石榴或许和老板娘很熟,一进屋就喊了声:“邬掌柜,我来买丝线。”
邬氏很热情,打听了石榴需要的颜色和想要的效果,便利落的从丝线裏找了好几种红色线出来供石榴挑选。
青子跟在身后看着臺上琳琅满目的各种丝线,脑裏忽然闪过一丝亮光,抬头看着邬氏问道:“邬掌柜,你这有没有用绳子编的手链卖?”
邬氏脸上总洋溢着让人舒服的笑,在听到青子的询问时楞了下随即回到:“这绳子编的手链能好看吗?我倒还真么看过。”
青子闻言,心裏暗喜,面上却淡淡道:“我也是忽然想到,想着丝线能打成各种好看的络子,想必也能编成手链。”
“这倒是个新奇的玩意,若是真的能编成,样子又好看,势必会让那些姑娘们喜爱上。现在市面上不是金银镯子就是各种宝石镶嵌的链子,看是好看,可是价格贵,很多爱漂亮的姑娘都买不起。若出了这丝线手链,价格便宜又好看,倒是会有很多人买。姑娘会编吗?”邬氏不愧是做生意的人,脑裏一过就想中的事情的中心点。
青子浅笑:“我以前无聊时倒弄过,也不知道现在还记不记得,要不今天我从掌柜这裏买些丝线回去编成手链,到时拿来给掌柜过过眼,若是合掌柜的眼,掌柜就给个合理的价格收去,你看可行?”
“你这姑娘也是一门生意精,我刚才也是想说这意思。
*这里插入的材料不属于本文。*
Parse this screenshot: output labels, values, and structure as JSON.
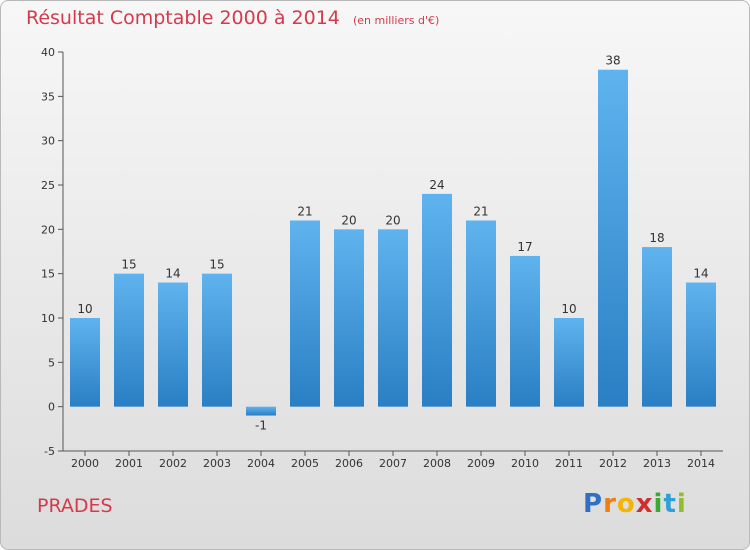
{
  "chart_data": {
    "type": "bar",
    "title": "Résultat Comptable 2000 à 2014",
    "subtitle": "(en milliers d'€)",
    "categories": [
      "2000",
      "2001",
      "2002",
      "2003",
      "2004",
      "2005",
      "2006",
      "2007",
      "2008",
      "2009",
      "2010",
      "2011",
      "2012",
      "2013",
      "2014"
    ],
    "values": [
      10,
      15,
      14,
      15,
      -1,
      21,
      20,
      20,
      24,
      21,
      17,
      10,
      38,
      18,
      14
    ],
    "data_labels": [
      "10",
      "15",
      "14",
      "15",
      "-1",
      "21",
      "20",
      "20",
      "24",
      "21",
      "17",
      "10",
      "38",
      "18",
      "14"
    ],
    "ylim": [
      -5,
      40
    ],
    "yticks": [
      -5,
      0,
      5,
      10,
      15,
      20,
      25,
      30,
      35,
      40
    ],
    "grid": false,
    "bar_color": "#3d94d6"
  },
  "footer": {
    "place": "PRADES",
    "brand_letters": [
      "P",
      "r",
      "o",
      "x",
      "i",
      "t",
      "i"
    ],
    "brand_colors": [
      "#2f6fc4",
      "#f07d14",
      "#f4b400",
      "#d12f2f",
      "#3aa935",
      "#2f9fd8",
      "#8fbf2f"
    ]
  }
}
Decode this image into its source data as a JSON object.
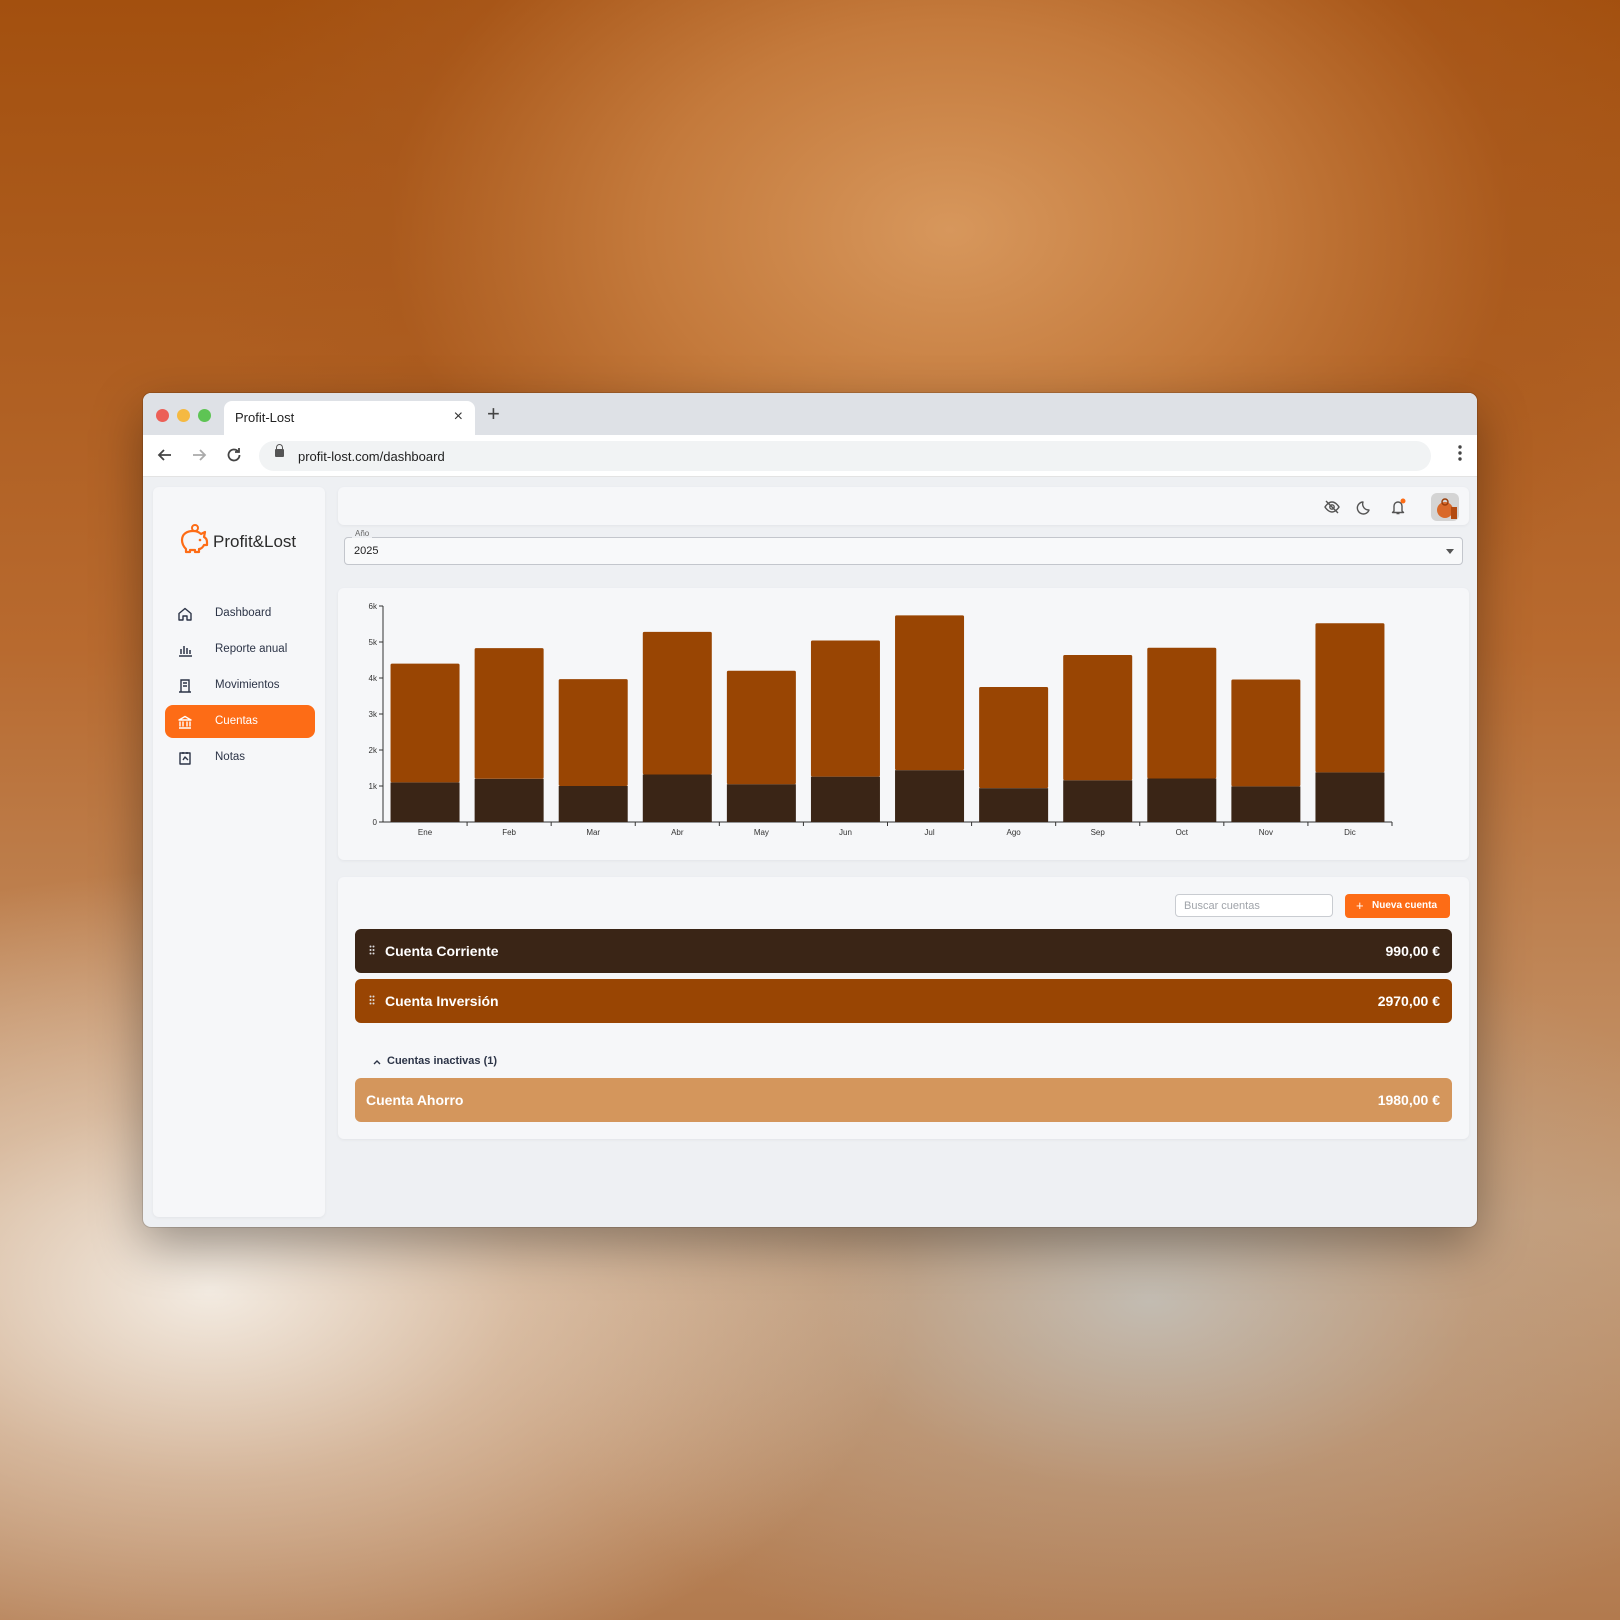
{
  "browser": {
    "tab_title": "Profit-Lost",
    "url": "profit-lost.com/dashboard",
    "close": "×",
    "new_tab": "+"
  },
  "app": {
    "brand": "Profit&Lost"
  },
  "sidebar": {
    "items": [
      {
        "label": "Dashboard",
        "icon": "home-icon",
        "active": false
      },
      {
        "label": "Reporte anual",
        "icon": "bar-chart-icon",
        "active": false
      },
      {
        "label": "Movimientos",
        "icon": "receipt-icon",
        "active": false
      },
      {
        "label": "Cuentas",
        "icon": "bank-icon",
        "active": true
      },
      {
        "label": "Notas",
        "icon": "note-icon",
        "active": false
      }
    ]
  },
  "topbar": {
    "icons": [
      "eye-off-icon",
      "moon-icon",
      "bell-icon",
      "avatar"
    ]
  },
  "year_select": {
    "legend": "Año",
    "value": "2025"
  },
  "chart_data": {
    "type": "bar",
    "stacked": true,
    "categories": [
      "Ene",
      "Feb",
      "Mar",
      "Abr",
      "May",
      "Jun",
      "Jul",
      "Ago",
      "Sep",
      "Oct",
      "Nov",
      "Dic"
    ],
    "series": [
      {
        "color": "#3a2516",
        "values": [
          1100,
          1200,
          1000,
          1320,
          1050,
          1260,
          1440,
          940,
          1160,
          1210,
          990,
          1380
        ]
      },
      {
        "color": "#994503",
        "values": [
          3300,
          3630,
          2970,
          3960,
          3150,
          3780,
          4300,
          2810,
          3480,
          3630,
          2970,
          4140
        ]
      }
    ],
    "ylim": [
      0,
      6000
    ],
    "yticks": [
      "0",
      "1k",
      "2k",
      "3k",
      "4k",
      "5k",
      "6k"
    ],
    "title": "",
    "xlabel": "",
    "ylabel": ""
  },
  "accounts": {
    "search_placeholder": "Buscar cuentas",
    "new_button": "Nueva cuenta",
    "plus": "+",
    "active": [
      {
        "name": "Cuenta Corriente",
        "amount": "990,00 €",
        "color": "#3a2516"
      },
      {
        "name": "Cuenta Inversión",
        "amount": "2970,00 €",
        "color": "#994503"
      }
    ],
    "inactive_label": "Cuentas inactivas (1)",
    "inactive": [
      {
        "name": "Cuenta Ahorro",
        "amount": "1980,00 €",
        "color": "#d4965c"
      }
    ]
  },
  "colors": {
    "accent": "#fd6c16"
  }
}
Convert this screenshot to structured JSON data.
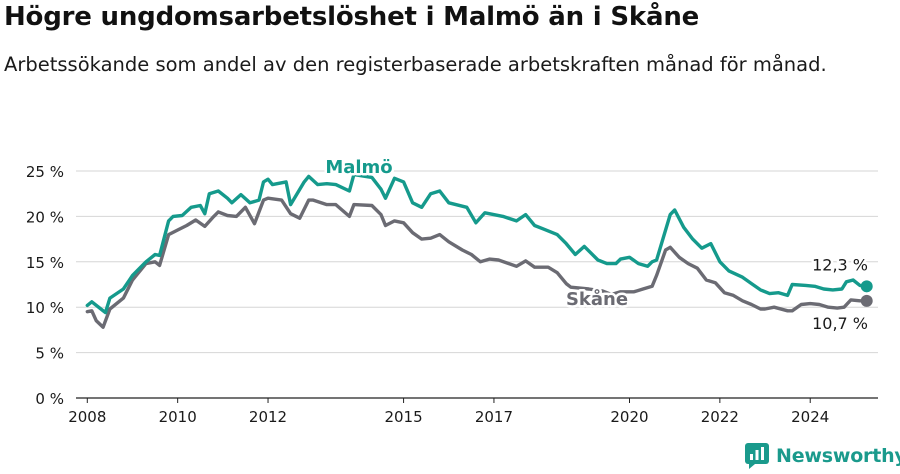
{
  "title": "Högre ungdomsarbetslöshet i Malmö än i Skåne",
  "subtitle": "Arbetssökande som andel av den registerbaserade arbetskraften månad för månad.",
  "brand": {
    "name": "Newsworthy",
    "icon": "newsworthy-logo-icon",
    "color": "#1a9a8c"
  },
  "chart_data": {
    "type": "line",
    "ylim": [
      0,
      25
    ],
    "y_ticks": [
      "0 %",
      "5 %",
      "10 %",
      "15 %",
      "20 %",
      "25 %"
    ],
    "x_ticks": [
      "2008",
      "2010",
      "2012",
      "2015",
      "2017",
      "2020",
      "2022",
      "2024"
    ],
    "xlim": [
      2007.75,
      2025.5
    ],
    "grid": true,
    "series": [
      {
        "name": "Malmö",
        "color": "#159a8c",
        "end_label": "12,3 %",
        "points": [
          [
            2008.0,
            10.2
          ],
          [
            2008.1,
            10.6
          ],
          [
            2008.3,
            9.8
          ],
          [
            2008.4,
            9.4
          ],
          [
            2008.5,
            11.0
          ],
          [
            2008.8,
            12.0
          ],
          [
            2009.0,
            13.5
          ],
          [
            2009.3,
            15.0
          ],
          [
            2009.5,
            15.8
          ],
          [
            2009.6,
            15.7
          ],
          [
            2009.8,
            19.5
          ],
          [
            2009.9,
            20.0
          ],
          [
            2010.1,
            20.1
          ],
          [
            2010.3,
            21.0
          ],
          [
            2010.5,
            21.2
          ],
          [
            2010.6,
            20.3
          ],
          [
            2010.7,
            22.5
          ],
          [
            2010.9,
            22.8
          ],
          [
            2011.1,
            22.0
          ],
          [
            2011.2,
            21.5
          ],
          [
            2011.4,
            22.4
          ],
          [
            2011.6,
            21.5
          ],
          [
            2011.8,
            21.8
          ],
          [
            2011.9,
            23.8
          ],
          [
            2012.0,
            24.1
          ],
          [
            2012.1,
            23.5
          ],
          [
            2012.4,
            23.8
          ],
          [
            2012.5,
            21.3
          ],
          [
            2012.8,
            23.8
          ],
          [
            2012.9,
            24.4
          ],
          [
            2013.1,
            23.5
          ],
          [
            2013.3,
            23.6
          ],
          [
            2013.5,
            23.5
          ],
          [
            2013.8,
            22.8
          ],
          [
            2013.9,
            24.6
          ],
          [
            2014.3,
            24.3
          ],
          [
            2014.5,
            23.0
          ],
          [
            2014.6,
            22.0
          ],
          [
            2014.8,
            24.2
          ],
          [
            2015.0,
            23.8
          ],
          [
            2015.2,
            21.5
          ],
          [
            2015.4,
            21.0
          ],
          [
            2015.6,
            22.5
          ],
          [
            2015.8,
            22.8
          ],
          [
            2016.0,
            21.5
          ],
          [
            2016.4,
            21.0
          ],
          [
            2016.6,
            19.3
          ],
          [
            2016.8,
            20.4
          ],
          [
            2017.2,
            20.0
          ],
          [
            2017.5,
            19.5
          ],
          [
            2017.7,
            20.2
          ],
          [
            2017.9,
            19.0
          ],
          [
            2018.1,
            18.6
          ],
          [
            2018.4,
            18.0
          ],
          [
            2018.6,
            17.0
          ],
          [
            2018.8,
            15.8
          ],
          [
            2019.0,
            16.7
          ],
          [
            2019.3,
            15.2
          ],
          [
            2019.5,
            14.8
          ],
          [
            2019.7,
            14.8
          ],
          [
            2019.8,
            15.3
          ],
          [
            2020.0,
            15.5
          ],
          [
            2020.2,
            14.8
          ],
          [
            2020.4,
            14.5
          ],
          [
            2020.5,
            15.0
          ],
          [
            2020.6,
            15.2
          ],
          [
            2020.9,
            20.2
          ],
          [
            2021.0,
            20.7
          ],
          [
            2021.2,
            18.8
          ],
          [
            2021.4,
            17.5
          ],
          [
            2021.6,
            16.5
          ],
          [
            2021.8,
            17.0
          ],
          [
            2022.0,
            15.0
          ],
          [
            2022.2,
            14.0
          ],
          [
            2022.5,
            13.3
          ],
          [
            2022.7,
            12.6
          ],
          [
            2022.9,
            11.9
          ],
          [
            2023.1,
            11.5
          ],
          [
            2023.3,
            11.6
          ],
          [
            2023.5,
            11.3
          ],
          [
            2023.6,
            12.5
          ],
          [
            2023.9,
            12.4
          ],
          [
            2024.1,
            12.3
          ],
          [
            2024.3,
            12.0
          ],
          [
            2024.5,
            11.9
          ],
          [
            2024.7,
            12.0
          ],
          [
            2024.8,
            12.8
          ],
          [
            2024.95,
            13.0
          ],
          [
            2025.1,
            12.4
          ],
          [
            2025.25,
            12.3
          ]
        ]
      },
      {
        "name": "Skåne",
        "color": "#6b6b73",
        "end_label": "10,7 %",
        "points": [
          [
            2008.0,
            9.5
          ],
          [
            2008.1,
            9.6
          ],
          [
            2008.2,
            8.5
          ],
          [
            2008.35,
            7.8
          ],
          [
            2008.5,
            9.8
          ],
          [
            2008.8,
            11.0
          ],
          [
            2009.0,
            13.0
          ],
          [
            2009.3,
            14.8
          ],
          [
            2009.5,
            15.0
          ],
          [
            2009.6,
            14.6
          ],
          [
            2009.8,
            18.0
          ],
          [
            2010.0,
            18.5
          ],
          [
            2010.2,
            19.0
          ],
          [
            2010.4,
            19.6
          ],
          [
            2010.6,
            18.9
          ],
          [
            2010.8,
            20.0
          ],
          [
            2010.9,
            20.5
          ],
          [
            2011.1,
            20.1
          ],
          [
            2011.3,
            20.0
          ],
          [
            2011.5,
            21.0
          ],
          [
            2011.7,
            19.2
          ],
          [
            2011.9,
            21.8
          ],
          [
            2012.0,
            22.0
          ],
          [
            2012.3,
            21.8
          ],
          [
            2012.5,
            20.3
          ],
          [
            2012.7,
            19.8
          ],
          [
            2012.9,
            21.8
          ],
          [
            2013.0,
            21.8
          ],
          [
            2013.3,
            21.3
          ],
          [
            2013.5,
            21.3
          ],
          [
            2013.8,
            20.0
          ],
          [
            2013.9,
            21.3
          ],
          [
            2014.3,
            21.2
          ],
          [
            2014.5,
            20.2
          ],
          [
            2014.6,
            19.0
          ],
          [
            2014.8,
            19.5
          ],
          [
            2015.0,
            19.3
          ],
          [
            2015.2,
            18.2
          ],
          [
            2015.4,
            17.5
          ],
          [
            2015.6,
            17.6
          ],
          [
            2015.8,
            18.0
          ],
          [
            2016.0,
            17.2
          ],
          [
            2016.3,
            16.3
          ],
          [
            2016.5,
            15.8
          ],
          [
            2016.7,
            15.0
          ],
          [
            2016.9,
            15.3
          ],
          [
            2017.1,
            15.2
          ],
          [
            2017.5,
            14.5
          ],
          [
            2017.7,
            15.1
          ],
          [
            2017.9,
            14.4
          ],
          [
            2018.2,
            14.4
          ],
          [
            2018.4,
            13.8
          ],
          [
            2018.6,
            12.6
          ],
          [
            2018.7,
            12.2
          ],
          [
            2019.1,
            12.0
          ],
          [
            2019.4,
            11.8
          ],
          [
            2019.6,
            11.4
          ],
          [
            2019.8,
            11.7
          ],
          [
            2020.1,
            11.7
          ],
          [
            2020.3,
            12.0
          ],
          [
            2020.5,
            12.3
          ],
          [
            2020.6,
            13.5
          ],
          [
            2020.8,
            16.3
          ],
          [
            2020.9,
            16.6
          ],
          [
            2021.1,
            15.5
          ],
          [
            2021.3,
            14.8
          ],
          [
            2021.5,
            14.3
          ],
          [
            2021.7,
            13.0
          ],
          [
            2021.9,
            12.7
          ],
          [
            2022.1,
            11.6
          ],
          [
            2022.3,
            11.3
          ],
          [
            2022.5,
            10.7
          ],
          [
            2022.7,
            10.3
          ],
          [
            2022.9,
            9.8
          ],
          [
            2023.0,
            9.8
          ],
          [
            2023.2,
            10.0
          ],
          [
            2023.5,
            9.6
          ],
          [
            2023.6,
            9.6
          ],
          [
            2023.8,
            10.3
          ],
          [
            2024.0,
            10.4
          ],
          [
            2024.2,
            10.3
          ],
          [
            2024.4,
            10.0
          ],
          [
            2024.6,
            9.9
          ],
          [
            2024.75,
            10.0
          ],
          [
            2024.9,
            10.8
          ],
          [
            2025.1,
            10.7
          ],
          [
            2025.25,
            10.7
          ]
        ]
      }
    ]
  }
}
我这绣品铺只要和绣品搭的上边的都收,到时姑娘瞅着好看,只管拿来,我没有不收的。来来,你来挑线,今儿价格我全部进价给你们。”
石榴一听和青子互视一眼,满脸兴奋,进价卖给她们,那可是能省下好些个铜钱呢。
丝线是按尺来卖的,十尺一扎,十文钱一扎,最后青子买了七八种颜色和石榴兴高采烈的出了门。
前世上学的时候,同学之间很流行丝线编的手链,上面还会缀着各种珠子,简单又好看。
石榴在听到青子还需要买珠子,拍了拍胸脯说保证能让她找到便宜又好看的珠子:“梁子珠子铺,那裏什么样的珠子都有,不过不在这条街,得从这边走再转个弯。”
青子顺着石榴的手看过去,荣达街的尽头是一件铁匠铺,一个穿着灰色背心光着两条手臂的男子,正一下一下的敲打着铁。
青子有些怀疑的问道:“那边过去还有路吗?”
石榴挽上青子一副跟着我走的笃定表情:“当然还有,这可是近路。走吧。”
在现代见惯了各种机器加工产品,对于古代的一些手工业青子一直觉得很神奇,因此在临近铁匠铺的时候,双眼直直的盯着那不断抬起又落下的榔头,心裏想着为嘛这样锤锤打打就能出来一把锋利的宝剑。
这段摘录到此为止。